— Не думаю, что господин Оленин прибудет в Милорадово ранее весны, — сказал Анне в свой предпоследний визит во флигель Модест Иванович. — Я не жду его прежде этого срока, судя по тому, что писал он ко мне. Так что быть может, вы все же позволите мне позаботиться о запасах ваших, помочь вам в подготовке к зимней поре…
Анна и сама знала, что Андрей вряд ли приедет в эти земли, ей писала о том Вера Александровна, поддерживающая близкое знакомство с семейством Олениных. Но не мечтать о его приезде в Милорадово не могла, представляла себе их встречу в красках, когда лежала в постели в ночной темноте. И злилась на себя за эти мечты, на свое глупое сердце, которое пускалось вскачь при одной только мысли об этой встрече или при воспоминании о былом. Злилась, потому что не понимала, как можно мечтать о том, кто так предал, кто так обманул ее надежды, кто причинил столько боли. Разве так легко ступил бы в другие объятия тот, кто любил? Разве так быстро отринул бы былое?
Анна попыталась убедить себя сейчас, глядя на это волнение в храме, что это кто-то иной ступил под своды храма, быть может, даже князь Голицын, приезда которого ждали на днях в свои земли из Петербурга, как гласили слухи. Но знала, сердцем уже угадала, кто именно стоит в проеме, ведущем в залу храма из притвора церковного, чей взгляд вдруг наполнил ее душу таким теплом, стер из головы все дурные тревожные мысли. И так страшилась обернуться сейчас — не ошиблась ли… о, не приведи Господь! Пусть не ошиблась, Господи! Только бы взглянуть. Хотя бы раз! И вдруг обернулась резко, когда все склонили головы при очередном крестном знамении и коротком ответе «Аминь!» на слова молитвы отца Иоанна.
Андрей. Именно Андрей стоял в проеме и смотрел на нее поверх голов прихожан. И было что-то в его взгляде, отчего у нее навернулись слезы на глаза, сдавило в груди. Она смотрела на него, и вихрем в голове мелькали моменты, которые хотела бы забыть. И не только ее память хранила печать былого, но и губы, и руки, и все ее тело помнили его, этого мужчину. Захлестнуло душу вдруг желанием двинуться с места, лавируя между разделяющими их прихожанами, приблизиться к нему и прижаться к его груди, крепко-крепко обхватив руками талию, уткнуться в его плечо, забывая обо всем. Он здесь. Он прошел через огонь сражений, избежал смерти и увечья, что превратили в калек каждого третьего воина армии русской, он вернулся. Он здесь!
Анна едва успела отвернуться прежде, чем из глаз полились слезы, обжигая щеки, настолько горячими они ей показались ныне. Хорошо, что на ней вуаль, сперва мелькнуло в голове, что никто не видит ее слез. А потом подумала, что все едино, пусть даже смотрят. Впервые за эти годы она плакала, когда ее душа была полна какой-то странной благости, когда внутри все буквально трепетало от счастья, захлестнувшего с головой.

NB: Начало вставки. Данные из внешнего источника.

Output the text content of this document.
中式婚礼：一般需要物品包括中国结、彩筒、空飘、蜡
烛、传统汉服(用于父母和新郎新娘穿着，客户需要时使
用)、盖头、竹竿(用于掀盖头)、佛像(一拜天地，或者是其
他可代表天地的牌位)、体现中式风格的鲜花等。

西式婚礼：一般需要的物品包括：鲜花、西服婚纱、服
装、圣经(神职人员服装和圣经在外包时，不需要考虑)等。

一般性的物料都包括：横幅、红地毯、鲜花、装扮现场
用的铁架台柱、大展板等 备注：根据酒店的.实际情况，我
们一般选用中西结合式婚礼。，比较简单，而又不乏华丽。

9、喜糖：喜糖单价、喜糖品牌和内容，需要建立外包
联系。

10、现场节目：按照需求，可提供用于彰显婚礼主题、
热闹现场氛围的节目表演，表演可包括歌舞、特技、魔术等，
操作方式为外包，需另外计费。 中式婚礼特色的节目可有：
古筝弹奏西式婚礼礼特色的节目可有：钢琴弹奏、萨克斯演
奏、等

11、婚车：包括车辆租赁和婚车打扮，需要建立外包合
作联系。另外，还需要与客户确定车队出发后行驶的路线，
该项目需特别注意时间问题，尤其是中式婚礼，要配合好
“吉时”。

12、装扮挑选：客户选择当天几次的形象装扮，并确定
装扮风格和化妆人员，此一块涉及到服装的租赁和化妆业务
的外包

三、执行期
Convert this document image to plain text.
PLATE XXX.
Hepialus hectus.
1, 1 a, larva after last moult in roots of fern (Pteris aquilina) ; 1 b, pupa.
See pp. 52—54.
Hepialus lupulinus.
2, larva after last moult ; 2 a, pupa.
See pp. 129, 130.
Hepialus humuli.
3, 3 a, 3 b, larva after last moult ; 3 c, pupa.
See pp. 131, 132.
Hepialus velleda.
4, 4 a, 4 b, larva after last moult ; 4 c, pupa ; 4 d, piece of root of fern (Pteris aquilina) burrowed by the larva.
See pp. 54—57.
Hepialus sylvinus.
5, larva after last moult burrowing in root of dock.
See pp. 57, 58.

— Тебе, Господи! — прошептала вслед остальным, вознося к небесам благодарность, что все ее молитвы, творимые за того, кем по-прежнему живо было сердце, были услышаны. Он вернулся…
— Барышня, — тронули ее за локоть, когда потянулись нестройной вереницей на причащение. Анна резко обернулась к Глаше, державшей на руках Сашеньку, уже тянувшего к ней ручки, прося, чтобы именно его «ма» взяла его. Его принесли в храм для причастия — последнюю неделю у мальчика прорезывался очередной зубик, и Пантелеевна настояла на принятии святых даров, утверждая, что это облегчит его муки и подарит немного часов покоя и тишины домашним.
Принимая мальчика, Анна не могла не взглянуть на Андрея, по-прежнему стоявшего в проеме, пытаясь угадать его мысли при виде нее с младенцем на руках, лицом столь схожим с ее чертами. Даже сердце замедлило свой постоянный ход, словно выжидая вместе с ней. А потом ухнуло куда-то вниз, когда Андрей прикрыл на миг глаза, чуть скривившись, будто от омерзения. Равно как и ее тетя, когда Анна впервые вынесла Сашеньку из комнат второго этажа, чтобы показать той младенца. Вмиг заледенела снова душа при виде этого.
— О mon Dieu! — воскликнула за ее спиной мадам Элиза. — Monsieur Оленин! Анна! Это же…
— Пусть! — Анна крепче прижала к себе мальчика, отводя взгляд от Андрея. — Что за дело нам до него, мадам? Разве есть оно?